Easy Street Records was hoping to take over the downstairs bar and even had keys and lease in hand.
Easy Street Records was hoping to take over the downstairs bar and even had "keys and lease" in hand.

Another bummer in a week of major bummers—first Café Racer closes for good, and now this—it looks like Easy Street Records owner Matt Vaughan won’t be able to expand the shop into the Corner Pocket bar space in West Seattle, which closed last year, after all.

For months, Vaughan was under the impression that Easy Street Record’s expansion into Corner Pocket bar, which closed last year after a drug bust, was practically a done deal. His hopes were to move all the in-store, all-ages shows to the downstairs space and then expand Easy Street’s in-house food service upstairs.

According to what he told West Seattle Blog, Vaughan said “It had been discussed over the years with the building owners, the Yen family, that if the Corner Pocket was ever to be made available, Easy Street was the first choice as a successor.”

He even “had the keys and the lease,” and sent a check to the owners, but it was never cashed. Now, it appears as though a deal has been made for another local bar to take the space, though nothing has been confirmed.

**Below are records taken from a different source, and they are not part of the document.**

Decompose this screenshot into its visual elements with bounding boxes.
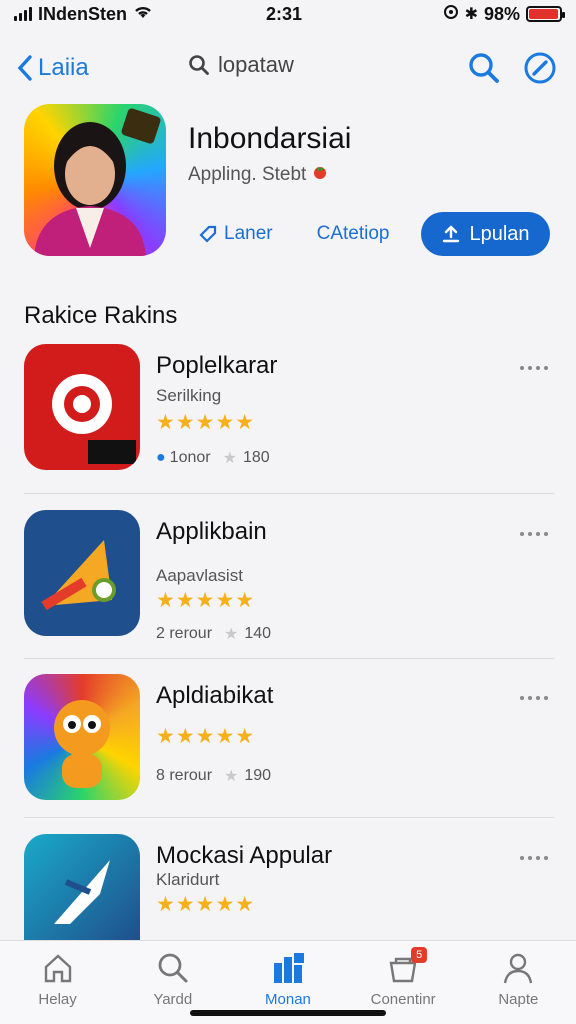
search-icon bbox=[158, 953, 188, 983]
tab-label: Monan bbox=[265, 991, 311, 1008]
updates-badge: 5 bbox=[411, 947, 428, 963]
bluetooth-icon: ✱ bbox=[464, 6, 478, 23]
app-row[interactable]: Poplelkarar Serilking ★★★★★ ● 1onor ★ 18… bbox=[24, 344, 554, 472]
star-icon: ★ bbox=[224, 626, 239, 643]
app-name: Apldiabikat bbox=[156, 682, 274, 709]
laner-label: Laner bbox=[224, 223, 273, 244]
tab-label: Yardd bbox=[153, 991, 193, 1008]
back-button[interactable]: Laiia bbox=[16, 54, 89, 82]
plane-app-icon[interactable] bbox=[24, 834, 140, 940]
tab-label: Napte bbox=[498, 991, 539, 1008]
status-right: ✱ 98% bbox=[443, 3, 565, 25]
featured-subtitle: Appling. Stebt bbox=[188, 164, 328, 186]
battery-percent: 98% bbox=[483, 3, 520, 24]
battery-icon bbox=[526, 6, 565, 22]
tomato-icon bbox=[312, 164, 328, 186]
tab-profile[interactable]: Napte bbox=[468, 951, 568, 1008]
app-row[interactable]: Apldiabikat ★★★★★ 8 rerour ★ 190 bbox=[24, 674, 554, 802]
app-meta: 8 rerour ★ 190 bbox=[156, 766, 271, 786]
divider bbox=[24, 658, 554, 659]
star-rating: ★★★★★ bbox=[156, 893, 256, 916]
tab-apps[interactable]: Monan bbox=[238, 951, 338, 1008]
more-button[interactable] bbox=[516, 688, 552, 708]
meta-count: 2 rerour bbox=[156, 625, 213, 642]
app-row[interactable]: Applikbain Aapavlasist ★★★★★ 2 rerour ★ … bbox=[24, 510, 554, 643]
chevron-left-icon bbox=[17, 55, 32, 81]
featured-subtitle-text: Appling. Stebt bbox=[188, 164, 307, 185]
nav-search[interactable]: lopataw bbox=[188, 52, 294, 78]
wifi-icon bbox=[133, 4, 153, 25]
apps-icon bbox=[273, 953, 304, 983]
app-subtitle: Aapavlasist bbox=[156, 566, 243, 585]
back-label: Laiia bbox=[38, 54, 89, 81]
compass-icon bbox=[524, 52, 556, 84]
app-meta: ● 1onor ★ 180 bbox=[156, 448, 270, 468]
featured-title: Inbondarsiai bbox=[188, 122, 352, 155]
portrait-icon bbox=[34, 108, 161, 256]
app-subtitle: Klaridurt bbox=[156, 870, 220, 889]
pen-app-icon[interactable] bbox=[24, 510, 140, 636]
meta-value: 190 bbox=[244, 767, 272, 784]
search-button[interactable] bbox=[466, 50, 502, 86]
tab-label: Helay bbox=[38, 991, 77, 1008]
laner-button[interactable]: Laner bbox=[198, 223, 273, 245]
signal-icon bbox=[14, 7, 32, 21]
app-name: Applikbain bbox=[156, 518, 267, 545]
nav-actions bbox=[466, 50, 558, 86]
nav-bar: Laiia lopataw bbox=[0, 40, 576, 96]
featured-actions: Laner CAtetiop Lpulan bbox=[198, 212, 550, 256]
section-title: Rakice Rakins bbox=[24, 302, 178, 329]
star-rating: ★★★★★ bbox=[156, 725, 256, 748]
app-name: Poplelkarar bbox=[156, 352, 278, 379]
catetiop-label: CAtetiop bbox=[316, 223, 390, 244]
search-icon bbox=[469, 53, 499, 83]
search-icon bbox=[189, 55, 209, 75]
meta-value: 180 bbox=[242, 449, 270, 466]
divider bbox=[24, 493, 554, 494]
tab-updates[interactable]: 5 Conentinr bbox=[353, 947, 453, 1008]
divider bbox=[24, 817, 554, 818]
more-button[interactable] bbox=[516, 848, 552, 868]
get-label: Lpulan bbox=[469, 222, 530, 245]
featured-app-icon[interactable] bbox=[24, 104, 166, 256]
more-button[interactable] bbox=[516, 524, 552, 544]
star-rating: ★★★★★ bbox=[156, 589, 256, 612]
star-rating: ★★★★★ bbox=[156, 411, 256, 434]
download-icon bbox=[443, 225, 460, 243]
tab-label: Conentinr bbox=[370, 991, 436, 1008]
meta-value: 140 bbox=[244, 625, 272, 642]
profile-icon bbox=[504, 953, 533, 984]
mascot-app-icon[interactable] bbox=[24, 674, 140, 800]
featured-app: Inbondarsiai Appling. Stebt Laner CAteti… bbox=[24, 104, 554, 260]
battery-fill bbox=[529, 9, 559, 19]
tab-home[interactable]: Helay bbox=[8, 951, 108, 1008]
app-meta: 2 rerour ★ 140 bbox=[156, 624, 271, 644]
status-time: 2:31 bbox=[266, 3, 303, 24]
app-name: Mockasi Appular bbox=[156, 842, 333, 869]
tag-icon bbox=[199, 225, 217, 243]
more-button[interactable] bbox=[516, 358, 552, 378]
verified-icon: ● bbox=[156, 449, 166, 466]
meta-count: 8 rerour bbox=[156, 767, 213, 784]
carrier-name: INdenSten bbox=[38, 3, 128, 24]
app-subtitle: Serilking bbox=[156, 386, 222, 405]
tab-search[interactable]: Yardd bbox=[123, 951, 223, 1008]
star-icon: ★ bbox=[222, 450, 237, 467]
target-app-icon[interactable] bbox=[24, 344, 140, 470]
compose-button[interactable] bbox=[522, 50, 558, 86]
location-icon bbox=[443, 4, 459, 25]
status-left: INdenSten bbox=[14, 4, 153, 25]
star-icon: ★ bbox=[224, 768, 239, 785]
get-button[interactable]: Lpulan bbox=[421, 212, 550, 256]
status-bar: INdenSten 2:31 ✱ 98% bbox=[0, 0, 576, 28]
nav-search-label: lopataw bbox=[218, 52, 294, 77]
home-icon bbox=[44, 954, 71, 983]
meta-count: 1onor bbox=[169, 449, 211, 466]
home-indicator bbox=[190, 1010, 386, 1016]
catetiop-button[interactable]: CAtetiop bbox=[317, 223, 390, 245]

Luckily, the building that houses Easy Street Records, the Hamm building, was given landmark historical status in January—so it can’t be torn down by a developer (or at least, the façade can’t). Tom Jenkins, a former manager at Corner Pocket, says he believes it was that very landmark designation that caused the owners and the building’s manager, Mike Trifolio (known around the neighborhood as ‘Jersey Mike’), to hold a grudge against the record store.

“It was pretty much common knowledge that Jersey Mike wasn’t going to do any favors for Easy Street after the designation happened. Easy Street got blamed for just being on the corner, for just being Easy Street,” he told Westside Seattle.

But, sadly, for whatever reasons, the Yen family and the building’s manager, Mike Trifolio, don’t seem to realize the value of having a world-famous record store in their building.

Vaughan says he is “mulling” over what possible recourse he may have in this situation.